At a recent Kenai Chamber of Commerce meeting Kenai Mayor Pat Porter read and presented a proclamation from the City of Kenai to Cheri Smith, the executive director of the LeeShore Center. "Governor Sean Parnell has made stopping domestic violence and assault a priority of his administration, so we are participating in many State and local activities designed toward that end. The LeeShore Center again is doing a 40 community awareness workshop on domestic violence and sexual assault and we have also been collaborating with the Kenaitze Indian Tribe who have a tribal forum coming up October 27th which is geared toward domestic violence and sexual assault in the native community," said Smith.

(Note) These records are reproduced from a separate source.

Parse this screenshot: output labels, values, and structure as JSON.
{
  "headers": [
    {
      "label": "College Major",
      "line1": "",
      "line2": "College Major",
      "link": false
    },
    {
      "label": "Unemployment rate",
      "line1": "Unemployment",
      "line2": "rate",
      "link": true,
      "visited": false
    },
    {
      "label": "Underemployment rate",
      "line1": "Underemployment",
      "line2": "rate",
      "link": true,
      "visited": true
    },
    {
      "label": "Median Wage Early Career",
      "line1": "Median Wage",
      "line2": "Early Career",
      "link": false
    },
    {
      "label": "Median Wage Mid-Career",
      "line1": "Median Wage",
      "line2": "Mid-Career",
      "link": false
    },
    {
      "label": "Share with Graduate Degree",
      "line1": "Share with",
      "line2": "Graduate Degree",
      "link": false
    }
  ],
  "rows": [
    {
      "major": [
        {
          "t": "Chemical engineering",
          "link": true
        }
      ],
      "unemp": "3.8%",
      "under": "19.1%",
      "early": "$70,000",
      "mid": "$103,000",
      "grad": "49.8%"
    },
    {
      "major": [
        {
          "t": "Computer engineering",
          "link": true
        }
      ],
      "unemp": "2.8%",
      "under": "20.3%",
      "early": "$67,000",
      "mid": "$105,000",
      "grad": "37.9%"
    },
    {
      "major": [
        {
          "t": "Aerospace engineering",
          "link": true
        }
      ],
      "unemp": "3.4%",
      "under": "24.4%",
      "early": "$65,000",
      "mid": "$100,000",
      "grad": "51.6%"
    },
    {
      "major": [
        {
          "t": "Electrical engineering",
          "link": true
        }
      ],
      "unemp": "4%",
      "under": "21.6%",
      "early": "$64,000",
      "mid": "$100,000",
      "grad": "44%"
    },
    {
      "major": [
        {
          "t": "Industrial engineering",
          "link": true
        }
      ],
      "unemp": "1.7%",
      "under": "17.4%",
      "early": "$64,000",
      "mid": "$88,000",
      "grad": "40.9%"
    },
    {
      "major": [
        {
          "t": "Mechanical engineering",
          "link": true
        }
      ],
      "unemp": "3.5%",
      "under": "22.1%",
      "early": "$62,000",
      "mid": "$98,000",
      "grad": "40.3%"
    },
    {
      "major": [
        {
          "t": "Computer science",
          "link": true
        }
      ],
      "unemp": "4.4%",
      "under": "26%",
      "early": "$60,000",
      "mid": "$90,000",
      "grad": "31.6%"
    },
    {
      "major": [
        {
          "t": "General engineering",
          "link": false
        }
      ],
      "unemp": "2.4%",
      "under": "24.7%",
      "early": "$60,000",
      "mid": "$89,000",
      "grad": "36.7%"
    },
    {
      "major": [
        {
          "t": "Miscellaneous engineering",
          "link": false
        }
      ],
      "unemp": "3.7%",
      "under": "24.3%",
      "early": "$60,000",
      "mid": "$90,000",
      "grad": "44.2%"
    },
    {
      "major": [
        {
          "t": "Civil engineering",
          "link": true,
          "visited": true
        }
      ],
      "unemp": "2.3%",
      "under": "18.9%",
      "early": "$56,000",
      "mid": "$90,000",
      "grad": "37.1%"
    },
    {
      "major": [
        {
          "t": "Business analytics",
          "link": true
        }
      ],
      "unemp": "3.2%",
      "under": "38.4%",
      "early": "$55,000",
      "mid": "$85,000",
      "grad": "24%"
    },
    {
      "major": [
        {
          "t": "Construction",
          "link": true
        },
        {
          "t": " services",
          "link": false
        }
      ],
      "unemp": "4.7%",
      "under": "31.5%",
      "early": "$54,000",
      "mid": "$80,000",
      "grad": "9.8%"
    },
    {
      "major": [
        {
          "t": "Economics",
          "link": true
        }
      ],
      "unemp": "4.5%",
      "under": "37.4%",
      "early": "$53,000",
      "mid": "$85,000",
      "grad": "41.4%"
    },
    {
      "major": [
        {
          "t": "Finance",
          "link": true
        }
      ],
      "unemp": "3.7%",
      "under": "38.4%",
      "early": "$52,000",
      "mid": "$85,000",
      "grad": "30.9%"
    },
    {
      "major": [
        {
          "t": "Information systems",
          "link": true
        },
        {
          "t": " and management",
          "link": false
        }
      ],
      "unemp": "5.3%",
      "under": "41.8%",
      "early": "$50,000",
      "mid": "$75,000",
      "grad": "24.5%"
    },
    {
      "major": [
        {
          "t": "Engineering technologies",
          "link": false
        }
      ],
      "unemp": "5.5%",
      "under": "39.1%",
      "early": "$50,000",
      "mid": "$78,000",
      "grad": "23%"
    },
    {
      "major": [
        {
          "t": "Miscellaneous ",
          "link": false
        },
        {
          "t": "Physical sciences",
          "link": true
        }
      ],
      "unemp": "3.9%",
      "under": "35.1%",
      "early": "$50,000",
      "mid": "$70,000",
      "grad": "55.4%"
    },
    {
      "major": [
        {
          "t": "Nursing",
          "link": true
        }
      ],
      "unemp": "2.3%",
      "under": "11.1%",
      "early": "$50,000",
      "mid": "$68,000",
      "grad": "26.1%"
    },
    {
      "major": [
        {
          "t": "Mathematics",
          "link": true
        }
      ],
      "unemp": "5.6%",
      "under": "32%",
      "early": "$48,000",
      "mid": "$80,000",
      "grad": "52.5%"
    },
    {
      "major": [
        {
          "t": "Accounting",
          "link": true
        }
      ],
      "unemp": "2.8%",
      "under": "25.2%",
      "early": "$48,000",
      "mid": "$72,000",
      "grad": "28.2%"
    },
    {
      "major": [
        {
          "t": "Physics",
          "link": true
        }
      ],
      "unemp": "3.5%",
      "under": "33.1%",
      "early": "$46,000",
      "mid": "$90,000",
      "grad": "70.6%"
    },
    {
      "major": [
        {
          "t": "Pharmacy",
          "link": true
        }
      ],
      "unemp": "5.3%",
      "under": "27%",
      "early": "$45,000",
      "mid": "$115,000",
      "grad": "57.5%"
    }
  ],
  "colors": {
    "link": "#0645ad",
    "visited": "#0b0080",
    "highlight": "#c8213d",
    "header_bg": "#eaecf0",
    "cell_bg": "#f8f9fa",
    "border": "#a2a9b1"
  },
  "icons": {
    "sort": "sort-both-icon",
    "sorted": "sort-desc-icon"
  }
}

While Smith hopes to work herself out of a job someday she says the services provided at the LeeShore Center are still in high in demand, "We are making progress in
Community awareness, more and more people are getting involved to address the issues and we are doing a lot more with youth in our community. As you know domestic violence begins in the home, so being able to help youth make different choices especially when there is violence going on in the home will have positive outcomes in the future. Domestic violence is a secret, so an increase in services provided is not necessarily a bad thing because it also indicates that more and more people are aware that there are resources available in the community and when they come in they are breaking the secret and that's a good thing. There are no socioeconomic boundaries for domestic violence, it can happen in anyone's family or neighborhood and when you become aware of it you can call us if you don't know what to do and we can help people become supportive and get assistance to the person who has violence going on in their life," added Smith.
Mayor Porter in her proclamation stated, "Domestic violence impacts the quality of life of the entire community and stopping the cycle of this crime requires not only the resolve and courage of survivors, but also support and involvement from all of us. Enhanced education, prevention and intervention help increase public awareness of the severity and extent of domestic violence which is a problem that affects every socioeconomic level in our society, occurring in wealthy and disadvantaged neighborhoods and involving the employed and unemployed.
Domestic violence is generally learned and passed down from one generation to another and our society pays a high price for domestic violence through homelessness, increased crime rates, drug and alcohol abuse, increased medical expenses and business losses. During Domestic Violence Awareness Month the City of Kenai encourages all citizens to dedicate themselves to learning about reducing domestic violence and violence against women, and encourage all to support the domestic violence programs in the community, including The LeeShore Center."